Daily Management Review

Business Growth In Euro Zone At Three Year High, But Caution Sounded By ECB


Business Growth In Euro Zone At Three Year High, But Caution Sounded By ECB
The speed of business growth in the euro zone in May was the fastest in more than three years, according to a survey published on Friday. However there was still need for the ECB to give emergency support to an uncertain economic recovery of the region, said European Central Bank President Christine Lagarde.
The pace of vaccination in the region is currently getting accelerated after a slow beginning which has allowed governments to ease the restrictions imposed to curb the spread of the coronavirus. There has also been a strong resurgence in the now-reopening service industry of the bloc which added to the impetus from a booming manufacturing sector.
Some policy makers are already talking about the ECB to start ending some of its emergency measures and returning back to the more traditional forms of stimulus as the economy of the euro zone is recovering and there is an improvement in confidence.
However a cautious approach has been recommended by other experts arguing that the fledgling recovery is based on large amounts of ECB support and warned that a major drag on the economy of the region already is a recent rise in borrowing costs which reached two-year highs.
"We are committed to preserving favourable financing conditions. It's far too early and it's actually unnecessary to debate longer-term issues," Lagarde said on Friday. "I have repeatedly said that policymakers needed to provide the right bridge across the pandemic, well into the recovery, so we can actually deliver on our mandate."

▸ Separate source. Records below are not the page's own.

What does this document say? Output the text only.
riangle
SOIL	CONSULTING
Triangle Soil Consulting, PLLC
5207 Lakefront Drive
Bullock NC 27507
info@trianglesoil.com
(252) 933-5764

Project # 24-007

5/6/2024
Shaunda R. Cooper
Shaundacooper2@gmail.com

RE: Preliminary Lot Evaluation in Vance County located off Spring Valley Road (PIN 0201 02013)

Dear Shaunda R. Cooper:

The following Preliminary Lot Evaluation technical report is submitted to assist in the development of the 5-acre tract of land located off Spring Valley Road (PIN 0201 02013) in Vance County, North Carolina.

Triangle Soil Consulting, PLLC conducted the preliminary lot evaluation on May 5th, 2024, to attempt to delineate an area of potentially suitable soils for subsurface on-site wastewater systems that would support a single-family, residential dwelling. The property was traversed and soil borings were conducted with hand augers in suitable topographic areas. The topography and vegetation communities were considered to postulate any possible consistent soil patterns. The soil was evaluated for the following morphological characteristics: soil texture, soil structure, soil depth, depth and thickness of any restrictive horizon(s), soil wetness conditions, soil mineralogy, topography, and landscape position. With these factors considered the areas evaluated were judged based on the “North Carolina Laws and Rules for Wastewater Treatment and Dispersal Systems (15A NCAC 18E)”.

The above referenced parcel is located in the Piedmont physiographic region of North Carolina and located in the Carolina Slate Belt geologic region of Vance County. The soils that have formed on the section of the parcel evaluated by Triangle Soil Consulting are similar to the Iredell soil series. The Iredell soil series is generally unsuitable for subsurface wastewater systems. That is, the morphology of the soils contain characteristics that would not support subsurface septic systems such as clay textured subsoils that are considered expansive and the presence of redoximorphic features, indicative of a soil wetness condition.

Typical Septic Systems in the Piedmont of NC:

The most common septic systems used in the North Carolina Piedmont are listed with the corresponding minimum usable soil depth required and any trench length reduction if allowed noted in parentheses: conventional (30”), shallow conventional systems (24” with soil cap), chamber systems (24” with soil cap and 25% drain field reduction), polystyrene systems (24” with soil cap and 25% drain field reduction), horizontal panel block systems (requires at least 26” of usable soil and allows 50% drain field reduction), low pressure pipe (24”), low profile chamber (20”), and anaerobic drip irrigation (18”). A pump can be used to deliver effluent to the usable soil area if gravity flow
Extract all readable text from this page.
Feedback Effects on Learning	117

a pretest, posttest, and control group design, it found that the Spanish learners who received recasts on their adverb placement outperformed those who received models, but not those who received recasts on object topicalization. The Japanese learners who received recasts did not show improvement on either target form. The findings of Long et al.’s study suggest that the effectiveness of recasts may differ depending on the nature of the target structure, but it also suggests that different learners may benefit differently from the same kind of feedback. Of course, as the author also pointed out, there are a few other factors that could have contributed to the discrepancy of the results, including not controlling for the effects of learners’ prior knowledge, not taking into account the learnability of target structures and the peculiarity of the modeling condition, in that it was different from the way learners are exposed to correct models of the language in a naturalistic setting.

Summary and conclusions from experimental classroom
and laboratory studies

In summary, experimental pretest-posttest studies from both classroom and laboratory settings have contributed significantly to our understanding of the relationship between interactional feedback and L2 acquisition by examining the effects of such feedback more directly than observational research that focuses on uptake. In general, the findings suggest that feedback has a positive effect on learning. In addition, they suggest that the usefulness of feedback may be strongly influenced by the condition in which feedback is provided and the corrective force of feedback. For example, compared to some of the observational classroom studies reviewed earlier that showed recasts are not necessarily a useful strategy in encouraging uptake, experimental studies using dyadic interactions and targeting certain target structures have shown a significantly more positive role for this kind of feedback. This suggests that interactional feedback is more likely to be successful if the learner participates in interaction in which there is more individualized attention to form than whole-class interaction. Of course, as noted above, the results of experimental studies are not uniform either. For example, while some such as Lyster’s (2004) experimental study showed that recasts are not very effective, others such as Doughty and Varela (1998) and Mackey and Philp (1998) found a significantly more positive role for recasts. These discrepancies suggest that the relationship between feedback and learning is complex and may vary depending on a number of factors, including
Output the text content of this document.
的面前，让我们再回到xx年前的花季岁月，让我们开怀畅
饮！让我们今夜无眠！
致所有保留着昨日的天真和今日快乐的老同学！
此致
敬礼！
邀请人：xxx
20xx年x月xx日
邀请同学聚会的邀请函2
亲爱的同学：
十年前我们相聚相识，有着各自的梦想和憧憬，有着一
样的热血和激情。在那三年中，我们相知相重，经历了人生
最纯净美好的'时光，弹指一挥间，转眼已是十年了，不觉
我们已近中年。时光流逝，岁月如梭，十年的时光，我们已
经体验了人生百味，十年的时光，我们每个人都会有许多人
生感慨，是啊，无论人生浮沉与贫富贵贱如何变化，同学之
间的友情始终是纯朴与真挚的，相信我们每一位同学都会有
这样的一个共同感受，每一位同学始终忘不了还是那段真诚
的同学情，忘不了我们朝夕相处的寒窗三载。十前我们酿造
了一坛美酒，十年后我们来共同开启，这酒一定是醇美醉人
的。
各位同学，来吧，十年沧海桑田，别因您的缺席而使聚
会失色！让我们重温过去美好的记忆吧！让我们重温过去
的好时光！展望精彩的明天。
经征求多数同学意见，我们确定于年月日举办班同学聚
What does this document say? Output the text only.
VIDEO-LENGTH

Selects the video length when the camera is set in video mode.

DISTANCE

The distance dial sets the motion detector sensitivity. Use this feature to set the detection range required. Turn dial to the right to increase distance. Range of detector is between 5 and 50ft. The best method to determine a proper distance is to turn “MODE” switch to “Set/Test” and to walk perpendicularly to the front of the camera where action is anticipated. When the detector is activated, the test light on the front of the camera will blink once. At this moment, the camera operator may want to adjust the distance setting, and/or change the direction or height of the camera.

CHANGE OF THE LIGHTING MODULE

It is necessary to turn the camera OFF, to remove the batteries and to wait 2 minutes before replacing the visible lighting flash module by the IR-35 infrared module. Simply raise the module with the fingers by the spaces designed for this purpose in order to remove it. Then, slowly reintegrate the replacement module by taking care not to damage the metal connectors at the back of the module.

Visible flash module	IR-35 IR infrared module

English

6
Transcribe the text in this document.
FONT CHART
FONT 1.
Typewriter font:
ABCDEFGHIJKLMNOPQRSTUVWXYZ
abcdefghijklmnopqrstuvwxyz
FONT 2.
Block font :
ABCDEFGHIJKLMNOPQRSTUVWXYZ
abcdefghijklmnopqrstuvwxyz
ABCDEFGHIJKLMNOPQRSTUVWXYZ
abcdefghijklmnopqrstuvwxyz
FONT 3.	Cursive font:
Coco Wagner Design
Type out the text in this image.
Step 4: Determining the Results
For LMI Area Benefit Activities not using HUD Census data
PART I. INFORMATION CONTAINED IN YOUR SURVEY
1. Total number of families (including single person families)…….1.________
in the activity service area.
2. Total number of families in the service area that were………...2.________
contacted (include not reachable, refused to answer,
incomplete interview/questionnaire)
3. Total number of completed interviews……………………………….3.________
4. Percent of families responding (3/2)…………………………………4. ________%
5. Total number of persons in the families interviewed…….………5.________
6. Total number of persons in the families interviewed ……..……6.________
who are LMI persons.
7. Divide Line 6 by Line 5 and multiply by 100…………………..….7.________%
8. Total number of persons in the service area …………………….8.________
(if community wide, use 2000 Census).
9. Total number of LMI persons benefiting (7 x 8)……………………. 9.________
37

Added to that is the expectation that support to their respective economies would be continued to be given by euro zone finance ministers. However on Friday they were upbeat about the prospects for the post-pandemic recovery of eth economy.  
The IHS Markit's flash Composite Purchasing Managers' Index, which is viewed as a good indicator of economic health, rose to 56.9 in May compared to April's final reading of 53.8 as more businesses started to reopen or  had at least adapted to the lockdowns.
That number was the highest since February 2018 and was well over the 50 mark – a number that is considered to separate business growth from contraction and was also more than the economists’ predicted modest rise to 55.1.
"We don't think today's euro area PMI data will cause the ECB to taper the PEPP next month," said George Buckley at Nomura.
Economists are expecting the economic growth of the euro zone to be at about 1.4 per cent for the current quarter.
"May's increase in the euro zone Composite PMI reflects the further lifting of virus restrictions in many parts of the region and suggests that the economic recovery is now underway," said Jessica Hinds at Capital Economics.
The rise in the activity of the services sector was the highest in almost a year in the largest economy of Europe – Germany, driven by easing down of pandemic induced restrictions. However there were production issues in an increasing number of factories because of supply bottlenecks in manufacturing sector. There was also a boom in business activity in France because of the lifting of a lockdown as economists predicted a rebound in the country’s economy because of business activity surging past expectations.